Fundamentou esta pretensão no facto de, no exercício da sua actividade de conservação de elevadores, ter celebrado, no dia 19 de Junho de 2008, com o réu, dois contratos de conservação denominados ..., cada qual com início no dia 1 de Julho de 2008 e termo em 30 de Outubro de 2014, e embora continuasse a cumprir os contratos sem queixas, o réu, que sempre foi mau pagador – incumprimento que é atestado pelo acordo de pagamento celebrado com aquele - sem que nada o fizesse prever, por carta de 2 de Março de 2014 rescindiu o contrato dos autos, tendo deixado por pagar facturas atrasadas – designadamente anteriores a Junho de 2008 - pelo que, estando os contratos em vigor até 30 de Junho de 2014, facturou o remanescente dos períodos em curso, tendo o réu deixado por pagar 35 facturas, no valor somado de € 10.413,04.

O réu defendeu-se alegando que por a autora nunca ter prestado devidamente os serviços contratados se viu obrigado a rescindir o contrato, nada lhe devendo a título de rescisão, por o ter rescindido com justa causa, que o acordo de pagamento trata de uma dívida anterior à celebração dos contratos juntos aos autos, que do valor de € 2.423,80, referido nesse acordo, pagou € 1.615,92, pelo que se encontra em dívida o montante de € 807,88, que da factura total de € 3.456,00 pagou € 1.168,00, encontrando-se em dívida o montante de € 1.095,88, pelo que das facturas emitidas – que eram pagas através de débito directo na sua conta - reconhece dever a quantia de € 1.095,88, nada mais devendo à autora.

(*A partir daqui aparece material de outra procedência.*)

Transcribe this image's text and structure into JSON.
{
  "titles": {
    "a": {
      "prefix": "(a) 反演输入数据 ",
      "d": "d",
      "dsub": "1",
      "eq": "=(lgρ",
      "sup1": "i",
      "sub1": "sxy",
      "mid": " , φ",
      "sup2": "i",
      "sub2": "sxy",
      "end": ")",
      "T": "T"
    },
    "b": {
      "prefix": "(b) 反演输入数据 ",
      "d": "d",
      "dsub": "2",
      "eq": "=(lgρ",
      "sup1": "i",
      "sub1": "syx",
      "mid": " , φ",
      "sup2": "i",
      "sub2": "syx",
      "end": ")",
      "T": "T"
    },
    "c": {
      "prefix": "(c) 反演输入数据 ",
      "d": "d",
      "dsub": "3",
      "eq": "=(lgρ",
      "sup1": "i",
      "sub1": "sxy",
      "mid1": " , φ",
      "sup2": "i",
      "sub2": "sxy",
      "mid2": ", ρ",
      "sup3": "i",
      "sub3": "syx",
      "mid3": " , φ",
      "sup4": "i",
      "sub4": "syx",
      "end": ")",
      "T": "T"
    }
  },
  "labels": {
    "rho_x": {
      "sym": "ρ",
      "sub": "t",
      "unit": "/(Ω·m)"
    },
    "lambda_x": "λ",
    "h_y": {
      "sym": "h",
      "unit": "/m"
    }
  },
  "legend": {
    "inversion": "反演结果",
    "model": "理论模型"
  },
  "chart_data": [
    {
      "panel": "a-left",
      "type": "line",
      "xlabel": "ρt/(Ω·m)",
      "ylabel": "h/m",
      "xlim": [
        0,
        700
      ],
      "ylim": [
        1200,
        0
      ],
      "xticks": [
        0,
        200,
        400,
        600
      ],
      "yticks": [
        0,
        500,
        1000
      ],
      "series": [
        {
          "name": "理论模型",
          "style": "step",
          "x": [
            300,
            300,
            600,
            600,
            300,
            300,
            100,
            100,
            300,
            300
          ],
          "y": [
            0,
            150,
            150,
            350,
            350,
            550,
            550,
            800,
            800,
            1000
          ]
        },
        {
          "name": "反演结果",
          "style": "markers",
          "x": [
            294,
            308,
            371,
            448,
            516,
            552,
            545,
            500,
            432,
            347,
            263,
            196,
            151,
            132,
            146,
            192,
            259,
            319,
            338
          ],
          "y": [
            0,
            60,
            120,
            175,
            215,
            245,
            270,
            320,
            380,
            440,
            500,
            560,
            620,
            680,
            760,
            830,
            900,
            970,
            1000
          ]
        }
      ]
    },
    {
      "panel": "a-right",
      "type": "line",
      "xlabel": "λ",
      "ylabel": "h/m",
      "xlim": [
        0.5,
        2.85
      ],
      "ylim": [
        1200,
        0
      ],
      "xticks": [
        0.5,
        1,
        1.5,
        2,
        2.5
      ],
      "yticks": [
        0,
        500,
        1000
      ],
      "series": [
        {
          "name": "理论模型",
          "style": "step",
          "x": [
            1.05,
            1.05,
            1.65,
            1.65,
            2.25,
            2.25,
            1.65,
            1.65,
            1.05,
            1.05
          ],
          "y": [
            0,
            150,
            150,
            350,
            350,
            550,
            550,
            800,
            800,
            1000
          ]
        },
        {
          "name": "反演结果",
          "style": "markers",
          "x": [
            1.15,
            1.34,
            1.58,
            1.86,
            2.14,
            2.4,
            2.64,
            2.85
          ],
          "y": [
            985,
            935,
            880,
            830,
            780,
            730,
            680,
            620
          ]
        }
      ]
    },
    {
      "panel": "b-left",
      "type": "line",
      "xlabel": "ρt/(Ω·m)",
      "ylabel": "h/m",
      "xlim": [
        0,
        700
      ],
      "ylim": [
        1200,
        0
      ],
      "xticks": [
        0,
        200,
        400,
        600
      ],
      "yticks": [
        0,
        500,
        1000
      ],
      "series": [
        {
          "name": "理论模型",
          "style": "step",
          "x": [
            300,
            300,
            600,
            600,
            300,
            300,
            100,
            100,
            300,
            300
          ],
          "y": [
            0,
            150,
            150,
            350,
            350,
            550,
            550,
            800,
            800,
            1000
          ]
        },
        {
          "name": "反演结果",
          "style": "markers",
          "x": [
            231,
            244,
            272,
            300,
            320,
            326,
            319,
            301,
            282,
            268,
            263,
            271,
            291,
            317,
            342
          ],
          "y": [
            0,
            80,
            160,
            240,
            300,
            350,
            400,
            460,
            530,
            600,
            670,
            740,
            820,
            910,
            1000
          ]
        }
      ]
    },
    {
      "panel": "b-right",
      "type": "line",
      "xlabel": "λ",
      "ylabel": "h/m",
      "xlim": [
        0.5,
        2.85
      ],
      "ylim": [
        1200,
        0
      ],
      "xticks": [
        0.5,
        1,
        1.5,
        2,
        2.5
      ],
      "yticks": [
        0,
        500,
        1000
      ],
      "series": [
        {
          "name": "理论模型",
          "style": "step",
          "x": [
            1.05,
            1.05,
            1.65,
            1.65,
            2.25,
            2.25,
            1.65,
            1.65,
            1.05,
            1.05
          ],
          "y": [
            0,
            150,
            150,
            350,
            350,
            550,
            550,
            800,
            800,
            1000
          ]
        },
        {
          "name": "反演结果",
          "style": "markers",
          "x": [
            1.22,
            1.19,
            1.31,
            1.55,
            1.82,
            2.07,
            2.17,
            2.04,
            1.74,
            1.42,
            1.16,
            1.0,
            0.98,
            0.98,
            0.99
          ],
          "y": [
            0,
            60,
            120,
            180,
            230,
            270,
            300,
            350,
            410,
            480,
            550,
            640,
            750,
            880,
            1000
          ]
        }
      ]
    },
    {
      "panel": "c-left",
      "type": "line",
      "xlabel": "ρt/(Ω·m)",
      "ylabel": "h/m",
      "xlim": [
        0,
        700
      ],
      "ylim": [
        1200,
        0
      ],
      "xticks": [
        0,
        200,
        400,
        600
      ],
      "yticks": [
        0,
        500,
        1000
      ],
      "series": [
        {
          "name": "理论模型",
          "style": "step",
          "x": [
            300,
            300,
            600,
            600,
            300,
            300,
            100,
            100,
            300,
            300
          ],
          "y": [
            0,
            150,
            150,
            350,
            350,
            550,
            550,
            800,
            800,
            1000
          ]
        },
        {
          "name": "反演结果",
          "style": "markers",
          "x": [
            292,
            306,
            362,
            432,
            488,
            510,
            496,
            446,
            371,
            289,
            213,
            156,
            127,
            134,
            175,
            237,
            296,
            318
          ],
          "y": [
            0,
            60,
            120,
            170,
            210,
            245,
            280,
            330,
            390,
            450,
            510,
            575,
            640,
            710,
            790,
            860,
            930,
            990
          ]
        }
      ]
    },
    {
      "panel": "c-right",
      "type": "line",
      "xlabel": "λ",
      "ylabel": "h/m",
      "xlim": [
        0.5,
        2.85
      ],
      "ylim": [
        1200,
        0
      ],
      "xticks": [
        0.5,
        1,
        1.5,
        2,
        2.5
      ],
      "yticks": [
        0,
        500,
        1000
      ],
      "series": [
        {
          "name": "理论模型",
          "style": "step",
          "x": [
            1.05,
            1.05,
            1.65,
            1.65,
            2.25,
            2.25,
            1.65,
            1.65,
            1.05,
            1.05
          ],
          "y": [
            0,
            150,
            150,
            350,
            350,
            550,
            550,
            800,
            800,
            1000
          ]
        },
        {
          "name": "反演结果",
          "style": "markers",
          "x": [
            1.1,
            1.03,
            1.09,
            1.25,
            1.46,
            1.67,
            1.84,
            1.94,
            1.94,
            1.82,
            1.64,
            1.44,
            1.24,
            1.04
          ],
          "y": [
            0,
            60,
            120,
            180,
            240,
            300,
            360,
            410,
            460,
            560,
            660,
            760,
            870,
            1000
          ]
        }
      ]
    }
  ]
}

A autora reiterou, na resposta, que estão em dívida as facturas que juntou com a petição e que desses valores o réu nada pagou.

A sentença final da causa – com fundamento em que as facturas emitidas anteriormente à celebração do contrato em causa não são devidas pois a causa de pedir nesta acção cinge-se a dois contratos datados de Junho de 2008, pelo que apenas são devidos os valores posteriores à sua celebração, que lhe parecia evidente que existiu justa causa de resolução do contrato relativamente ao elevador SX6419, o mesmo não sucedendo com o elevador SX6420 – que os contratos celebrados entre as partes são contrato de adesão e que a cláusula – penal - que obriga que, no caso de denúncia antecipada a indemnização por danos corresponderá ao valor da totalidade das prestações em dívida até ao termo do prazo contratado é, por ser proibida, nula – condenou o demandado a pagar à autora a quantia de € 2.742,06, acrescida de juros de mora desde a data do vencimento das facturas até integral pagamento e absolveu-o do demais peticionado.

É esta sentença que a autora impugna no recurso ordinário de apelação – no qual pede a sua revogação e substituição por outra em que se condene – finalmente – o R. na totalidade do pedido – tendo encerrado a sua alegação com estas conclusões: ...

Não foi oferecida resposta.

  1. Factos relevantes para o conhecimento do objecto do recurso.

    2.1. O Tribunal de que provém o recurso decidiu a matéria de factos nestes termos: 1. Factos provados: ...

  2. Fundamentos.

    3.1.

    Delimitação objectiva do âmbito do recurso.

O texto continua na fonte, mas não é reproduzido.